I am trying to read a file which may have any charset/codePage, but I don't which locale to set in order to read the file correctly.

Below is my code snippet in which I am trying to read a file having charset as windows-1256, but I want to get the charset dynamically from the file being read so that I can set the locale accordingly.

std::wifstream input{ filename.c_str() };
std::wstring content{ std::istreambuf_iterator<wchar_t>(input1), std::istreambuf_iterator<wchar_t>() };
input.imbue(std::locale(".1256"));
contents = ws2s(content); // Convert wstring to CString
Saurabh Kathpalia
  • 269
  • 1
  • 3
  • 14

2 Answers2

3

In general, this is impossible to do accurately using the content of a plain text file alone. Usually you should rely on some external information. For example, if the file was downloaded with HTTP, the encoding should be received within a response header.

Some files may contain information about the encoding as specified by the file format. XML for example: <?xml version="1.0" encoding="XXX"?>.

Unicode encodings can be detected if the file starts with a Byte Order Mark - which is optional.

You can usually assume that the encoding uses a wide character if the file contains a zero byte - which would represent the string terminator as a narrow character - before the end of the file. Likewise if you find two consecutive zeroes aligned to a 2 byte boundary (before the end), then the encoding is probably 4 bytes wide.

Other than that, you could try to guess the encoding based on the frequency of certain characters. This can have some unintended consequences.

eerorika
  • 232,697
  • 12
  • 197
  • 326
  • There is no full proof way of determining charset, but we can use ICU library for this, which gives heuristic based solution. I used a snippet from https://github.com/mooz/node-icu-charset-detector/blob/master/node-icu-charset-detector.cpp – Saurabh Kathpalia May 29 '17 at 15:53
  • @SaurabhKathpalia yeah, outsourcing to a library is a great way to save time and effort.
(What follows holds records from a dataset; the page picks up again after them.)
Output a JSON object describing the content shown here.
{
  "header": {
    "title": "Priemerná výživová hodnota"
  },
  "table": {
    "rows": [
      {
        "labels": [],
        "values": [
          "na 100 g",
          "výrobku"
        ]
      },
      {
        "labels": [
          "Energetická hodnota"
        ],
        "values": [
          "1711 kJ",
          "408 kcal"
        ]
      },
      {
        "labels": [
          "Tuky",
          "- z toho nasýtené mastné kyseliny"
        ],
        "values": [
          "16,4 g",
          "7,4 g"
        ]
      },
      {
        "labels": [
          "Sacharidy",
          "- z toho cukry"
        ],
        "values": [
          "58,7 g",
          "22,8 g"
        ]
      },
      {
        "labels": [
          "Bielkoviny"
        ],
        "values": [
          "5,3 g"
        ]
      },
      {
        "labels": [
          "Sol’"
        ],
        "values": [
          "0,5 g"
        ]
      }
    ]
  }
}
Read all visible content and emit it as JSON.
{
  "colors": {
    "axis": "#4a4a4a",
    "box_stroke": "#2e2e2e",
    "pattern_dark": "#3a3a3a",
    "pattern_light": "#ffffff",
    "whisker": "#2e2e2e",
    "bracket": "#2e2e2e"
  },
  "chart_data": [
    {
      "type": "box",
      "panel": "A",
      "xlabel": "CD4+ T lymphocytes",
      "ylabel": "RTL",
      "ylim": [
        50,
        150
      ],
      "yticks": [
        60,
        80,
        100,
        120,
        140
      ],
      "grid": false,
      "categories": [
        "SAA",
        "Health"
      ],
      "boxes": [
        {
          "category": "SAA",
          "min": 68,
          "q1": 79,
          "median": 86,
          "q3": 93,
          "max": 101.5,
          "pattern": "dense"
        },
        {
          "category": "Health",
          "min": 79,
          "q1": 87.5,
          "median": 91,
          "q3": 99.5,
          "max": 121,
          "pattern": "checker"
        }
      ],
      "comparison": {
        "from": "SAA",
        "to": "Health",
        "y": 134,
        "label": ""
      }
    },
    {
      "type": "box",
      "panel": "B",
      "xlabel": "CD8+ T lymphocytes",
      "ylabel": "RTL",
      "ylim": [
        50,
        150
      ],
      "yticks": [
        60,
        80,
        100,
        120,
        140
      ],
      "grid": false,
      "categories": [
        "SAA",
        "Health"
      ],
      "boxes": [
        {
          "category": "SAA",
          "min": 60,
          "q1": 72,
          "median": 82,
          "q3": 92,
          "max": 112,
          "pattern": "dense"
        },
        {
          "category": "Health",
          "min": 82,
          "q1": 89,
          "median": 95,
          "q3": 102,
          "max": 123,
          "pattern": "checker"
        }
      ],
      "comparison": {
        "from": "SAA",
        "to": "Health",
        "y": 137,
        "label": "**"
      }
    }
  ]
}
Just keep in mind the potential pitfalls of the heuristic based approach (the last link of my answer is a practical example of such pitfall). – eerorika May 29 '17 at 16:11
2

Let me be blunt and say: you can't

Let me qualify that: a file is simply tons of 0's and 1's stuck on your disk. A charset is a way to interpret these 0's and 1's. You have to provide the information on how to interpret them, namely, by specifying a charset.

A typical way of doing that is by writing a header to specify the charset.

This is a html header

<head>
  <title>Page Title</title>
  <meta charset="UTF-8">
</head>

As you can see, the charset must be specified one way or another.

Once in a while, you do see some rogue application guessing a charset, they often do so with some heuristics on the distribution of bytes, but that is not reliable and often results in gibberish.

As a side note, try use UTF-8 everywhere, the others are, to put it lightly, messy.

Passer By
  • 19,325
  • 6
  • 49
  • 96